Is President Barack Obama right that the so-called framework nuclear agreement with Iran, the Joint Comprehensive Plan of Action (JCPOA) announced on April 2, will “cut off every pathway Iran could take to develop a nuclear weapon”? Some will assess the truth of his statement by crunching the centrifuge and uranium stockpile numbers. However vital such analysis will be, it is important not to lose sight of the nuke for the centrifuges. For integral to Obama’s argument is his claim that this deal “provides the best possible defense against Iran’s ability to pursue a nuclear weapon in secret. .  .  . If Iran cheats, the world will know,” and “If we see something suspicious, we will inspect it.” But the promised inspections regime will not be intrusive enough to detect Iranian cheating or to thwart any breakout attempts in time.

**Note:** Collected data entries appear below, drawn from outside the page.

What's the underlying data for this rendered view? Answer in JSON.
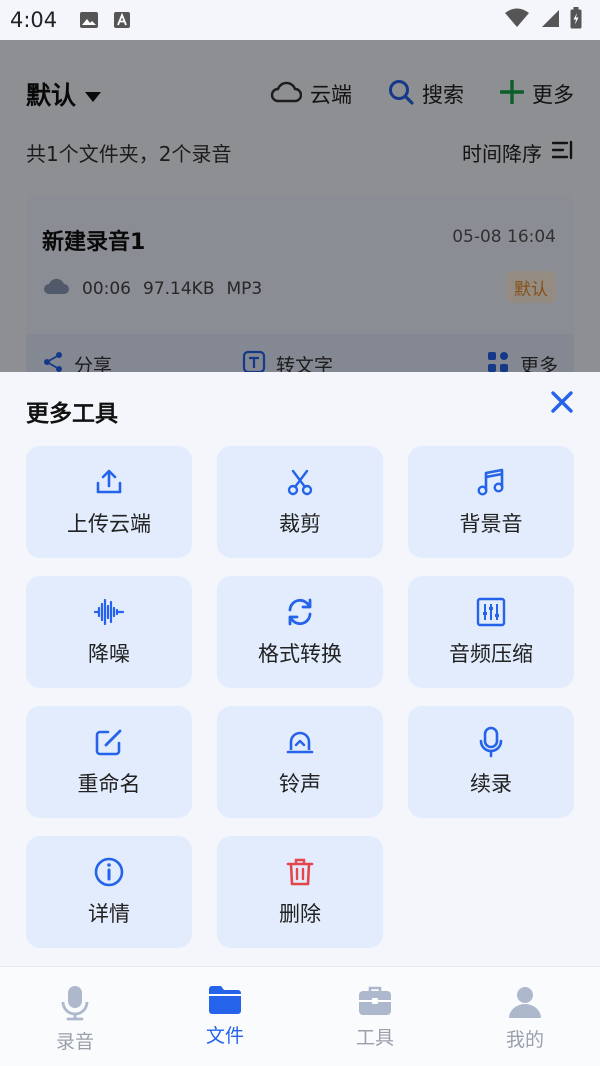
{
  "status_bar": {
    "time": "4:04"
  },
  "header": {
    "title": "默认",
    "actions": [
      {
        "label": "云端",
        "icon": "cloud-icon"
      },
      {
        "label": "搜索",
        "icon": "search-icon"
      },
      {
        "label": "更多",
        "icon": "plus-icon"
      }
    ]
  },
  "summary": {
    "text": "共1个文件夹，2个录音",
    "sort_label": "时间降序"
  },
  "recording_card": {
    "name": "新建录音1",
    "date": "05-08 16:04",
    "duration": "00:06",
    "size": "97.14KB",
    "format": "MP3",
    "badge": "默认",
    "actions": [
      {
        "label": "分享",
        "icon": "share-icon"
      },
      {
        "label": "转文字",
        "icon": "text-icon"
      },
      {
        "label": "更多",
        "icon": "grid-icon"
      }
    ]
  },
  "sheet": {
    "title": "更多工具",
    "tools": [
      {
        "label": "上传云端",
        "icon": "upload-icon"
      },
      {
        "label": "裁剪",
        "icon": "scissors-icon"
      },
      {
        "label": "背景音",
        "icon": "music-icon"
      },
      {
        "label": "降噪",
        "icon": "waveform-icon"
      },
      {
        "label": "格式转换",
        "icon": "convert-icon"
      },
      {
        "label": "音频压缩",
        "icon": "equalizer-icon"
      },
      {
        "label": "重命名",
        "icon": "edit-icon"
      },
      {
        "label": "铃声",
        "icon": "bell-icon"
      },
      {
        "label": "续录",
        "icon": "microphone-icon"
      },
      {
        "label": "详情",
        "icon": "info-icon"
      },
      {
        "label": "删除",
        "icon": "trash-icon"
      }
    ]
  },
  "tabbar": {
    "active": "文件",
    "tabs": [
      {
        "label": "录音",
        "icon": "microphone-icon"
      },
      {
        "label": "文件",
        "icon": "folder-icon"
      },
      {
        "label": "工具",
        "icon": "toolbox-icon"
      },
      {
        "label": "我的",
        "icon": "user-icon"
      }
    ]
  },
  "colors": {
    "accent": "#2563eb",
    "danger": "#e4474b",
    "tile": "#e2ecfc",
    "badge_text": "#e58a2b"
  }
}
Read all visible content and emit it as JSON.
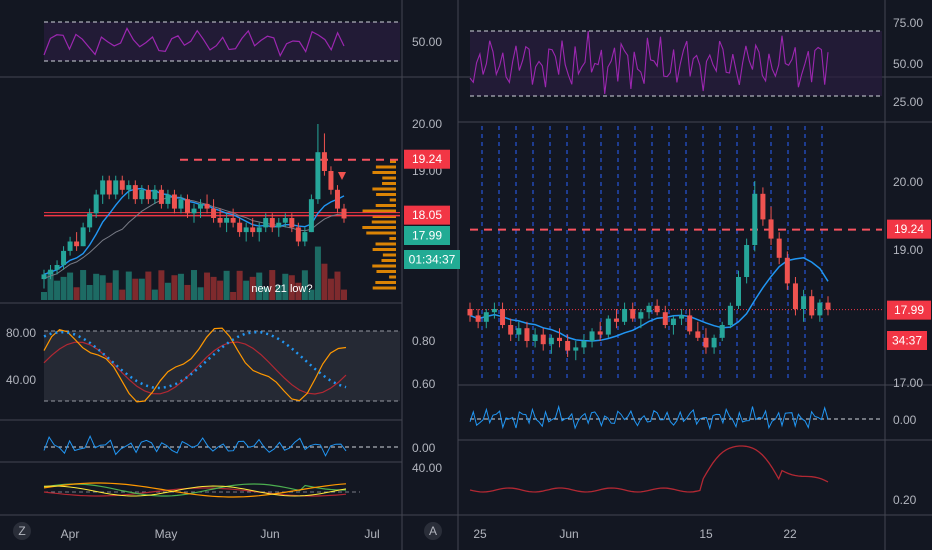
{
  "colors": {
    "bg": "#131722",
    "border": "#434651",
    "grid": "#2a2e39",
    "up": "#26a69a",
    "down": "#ef5350",
    "red_level": "#f23645",
    "dashed_red": "#f7525f",
    "teal_tag": "#22ab94",
    "purple": "#9c27b0",
    "purple_fill": "#2a1e3e",
    "orange": "#ff9800",
    "blue": "#2196f3",
    "green": "#4caf50",
    "dark_red": "#b22833",
    "yellow": "#ffeb3b",
    "text": "#b2b5be"
  },
  "left_chart": {
    "date_labels": [
      "Apr",
      "May",
      "Jun",
      "Jul"
    ],
    "rsi_axis_label": "50.00",
    "price_axis_labels": [
      "20.00",
      "19.00"
    ],
    "price_tags": {
      "dashed_level": "19.24",
      "red_level": "18.05",
      "last_price": "17.99",
      "countdown": "01:34:37"
    },
    "annotation": "new 21 low?",
    "stoch_axis_labels": [
      "0.80",
      "0.60"
    ],
    "stoch_left_labels": [
      "80.00",
      "40.00"
    ],
    "mom_axis_label": "0.00",
    "osc_axis_label": "40.00",
    "badge_letter": "Z"
  },
  "right_chart": {
    "date_labels": [
      "25",
      "Jun",
      "15",
      "22"
    ],
    "rsi_axis_labels": [
      "75.00",
      "50.00",
      "25.00"
    ],
    "price_axis_labels": [
      "20.00",
      "19.00",
      "17.00"
    ],
    "price_tags": {
      "dashed_level": "19.24",
      "last_price": "17.99",
      "countdown": "34:37"
    },
    "mom_axis_label": "0.00",
    "low_axis_label": "0.20",
    "badge_letter": "A"
  },
  "chart_data": [
    {
      "type": "candlestick",
      "title": "",
      "x_ticks": [
        "Apr",
        "May",
        "Jun",
        "Jul"
      ],
      "y_ticks": [
        19.0,
        20.0
      ],
      "levels": {
        "dashed_resistance": 19.24,
        "red_line": 18.05,
        "last": 17.99
      },
      "candles_ohlc": [
        [
          16.7,
          16.9,
          16.5,
          16.8
        ],
        [
          16.8,
          17.0,
          16.7,
          16.9
        ],
        [
          16.9,
          17.1,
          16.8,
          17.0
        ],
        [
          17.0,
          17.4,
          16.9,
          17.3
        ],
        [
          17.3,
          17.6,
          17.2,
          17.5
        ],
        [
          17.5,
          17.7,
          17.3,
          17.4
        ],
        [
          17.4,
          17.9,
          17.4,
          17.8
        ],
        [
          17.8,
          18.2,
          17.7,
          18.1
        ],
        [
          18.1,
          18.6,
          18.0,
          18.5
        ],
        [
          18.5,
          18.9,
          18.3,
          18.8
        ],
        [
          18.8,
          18.9,
          18.4,
          18.5
        ],
        [
          18.5,
          18.9,
          18.4,
          18.8
        ],
        [
          18.8,
          18.9,
          18.5,
          18.6
        ],
        [
          18.6,
          18.8,
          18.4,
          18.7
        ],
        [
          18.7,
          18.8,
          18.3,
          18.4
        ],
        [
          18.4,
          18.7,
          18.3,
          18.6
        ],
        [
          18.6,
          18.7,
          18.3,
          18.4
        ],
        [
          18.4,
          18.7,
          18.3,
          18.6
        ],
        [
          18.6,
          18.7,
          18.2,
          18.3
        ],
        [
          18.3,
          18.6,
          18.2,
          18.5
        ],
        [
          18.5,
          18.6,
          18.1,
          18.2
        ],
        [
          18.2,
          18.5,
          18.1,
          18.4
        ],
        [
          18.4,
          18.5,
          18.0,
          18.1
        ],
        [
          18.1,
          18.3,
          17.9,
          18.2
        ],
        [
          18.2,
          18.4,
          18.0,
          18.3
        ],
        [
          18.3,
          18.5,
          18.1,
          18.2
        ],
        [
          18.2,
          18.4,
          17.9,
          18.0
        ],
        [
          18.0,
          18.2,
          17.8,
          17.9
        ],
        [
          17.9,
          18.1,
          17.7,
          18.0
        ],
        [
          18.0,
          18.2,
          17.8,
          17.9
        ],
        [
          17.9,
          18.0,
          17.6,
          17.7
        ],
        [
          17.7,
          17.9,
          17.5,
          17.8
        ],
        [
          17.8,
          18.0,
          17.6,
          17.7
        ],
        [
          17.7,
          17.9,
          17.5,
          17.8
        ],
        [
          17.8,
          18.1,
          17.7,
          18.0
        ],
        [
          18.0,
          18.1,
          17.7,
          17.8
        ],
        [
          17.8,
          18.0,
          17.6,
          17.9
        ],
        [
          17.9,
          18.1,
          17.8,
          18.0
        ],
        [
          18.0,
          18.1,
          17.7,
          17.8
        ],
        [
          17.8,
          17.9,
          17.4,
          17.5
        ],
        [
          17.5,
          17.8,
          17.4,
          17.7
        ],
        [
          17.7,
          18.5,
          17.7,
          18.4
        ],
        [
          18.4,
          20.0,
          18.3,
          19.4
        ],
        [
          19.4,
          19.8,
          18.9,
          19.0
        ],
        [
          19.0,
          19.1,
          18.5,
          18.6
        ],
        [
          18.6,
          18.7,
          18.1,
          18.2
        ],
        [
          18.2,
          18.3,
          17.9,
          17.99
        ]
      ]
    },
    {
      "type": "candlestick",
      "title": "",
      "x_ticks": [
        "25",
        "Jun",
        "15",
        "22"
      ],
      "y_ticks": [
        17.0,
        19.0,
        20.0
      ],
      "levels": {
        "dashed_resistance": 19.24,
        "last": 17.99
      },
      "candles_ohlc": [
        [
          18.0,
          18.1,
          17.8,
          17.9
        ],
        [
          17.9,
          18.0,
          17.7,
          17.8
        ],
        [
          17.8,
          18.0,
          17.7,
          17.95
        ],
        [
          17.95,
          18.1,
          17.85,
          18.0
        ],
        [
          18.0,
          18.1,
          17.7,
          17.75
        ],
        [
          17.75,
          17.85,
          17.5,
          17.6
        ],
        [
          17.6,
          17.8,
          17.5,
          17.7
        ],
        [
          17.7,
          17.8,
          17.4,
          17.5
        ],
        [
          17.5,
          17.7,
          17.4,
          17.6
        ],
        [
          17.6,
          17.7,
          17.35,
          17.45
        ],
        [
          17.45,
          17.6,
          17.3,
          17.55
        ],
        [
          17.55,
          17.7,
          17.4,
          17.5
        ],
        [
          17.5,
          17.6,
          17.25,
          17.35
        ],
        [
          17.35,
          17.5,
          17.2,
          17.4
        ],
        [
          17.4,
          17.6,
          17.3,
          17.5
        ],
        [
          17.5,
          17.7,
          17.4,
          17.65
        ],
        [
          17.65,
          17.8,
          17.5,
          17.6
        ],
        [
          17.6,
          17.9,
          17.55,
          17.85
        ],
        [
          17.85,
          18.0,
          17.7,
          17.8
        ],
        [
          17.8,
          18.1,
          17.75,
          18.0
        ],
        [
          18.0,
          18.1,
          17.8,
          17.85
        ],
        [
          17.85,
          18.0,
          17.7,
          17.95
        ],
        [
          17.95,
          18.1,
          17.85,
          18.05
        ],
        [
          18.05,
          18.15,
          17.9,
          17.95
        ],
        [
          17.95,
          18.05,
          17.7,
          17.75
        ],
        [
          17.75,
          17.9,
          17.6,
          17.85
        ],
        [
          17.85,
          18.0,
          17.75,
          17.9
        ],
        [
          17.9,
          18.0,
          17.6,
          17.65
        ],
        [
          17.65,
          17.8,
          17.5,
          17.55
        ],
        [
          17.55,
          17.7,
          17.3,
          17.4
        ],
        [
          17.4,
          17.6,
          17.3,
          17.55
        ],
        [
          17.55,
          17.8,
          17.5,
          17.75
        ],
        [
          17.75,
          18.1,
          17.7,
          18.05
        ],
        [
          18.05,
          18.6,
          18.0,
          18.5
        ],
        [
          18.5,
          19.1,
          18.4,
          19.0
        ],
        [
          19.0,
          20.0,
          18.9,
          19.8
        ],
        [
          19.8,
          19.9,
          19.3,
          19.4
        ],
        [
          19.4,
          19.6,
          19.0,
          19.1
        ],
        [
          19.1,
          19.2,
          18.7,
          18.8
        ],
        [
          18.8,
          18.9,
          18.3,
          18.4
        ],
        [
          18.4,
          18.5,
          17.9,
          18.0
        ],
        [
          18.0,
          18.3,
          17.8,
          18.2
        ],
        [
          18.2,
          18.3,
          17.85,
          17.9
        ],
        [
          17.9,
          18.15,
          17.8,
          18.1
        ],
        [
          18.1,
          18.2,
          17.9,
          17.99
        ]
      ]
    }
  ]
}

Iran has a long and proud history of cheating on its international nuclear agreements. Olli Heinonen, a former deputy director general of the International Atomic Energy Agency (IAEA) who once monitored Iran’s nuclear program, observed in 2013: “If there is no undeclared installation today .  .  . it will be the first time in 20 years that Iran doesn’t have one.” Indeed, Iran’s main enrichment facility at Natanz was a covert facility that was only discovered in 2002, by the Mojahedin-e-Khalq, an Iranian opposition group. A year later, the European Union struck a deal with Iran to prevent it from spinning its centrifuges and beginning to enrich uranium. Yet for much of the deal, Iran was busy mastering its uranium supply chain. “While we were talking with the Europeans in Tehran,” wrote Iran’s nuclear negotiator and now president Hassan Rouhani, “we were installing equipment in parts of the [uranium conversion] facility at Isfahan. .  .  . In fact, by creating a calm environment, we were able to complete the work in Isfahan.” In 2009, the world learned of yet another clandestine enrichment plant, under a mountain at Fordow, that Iran was trying to construct.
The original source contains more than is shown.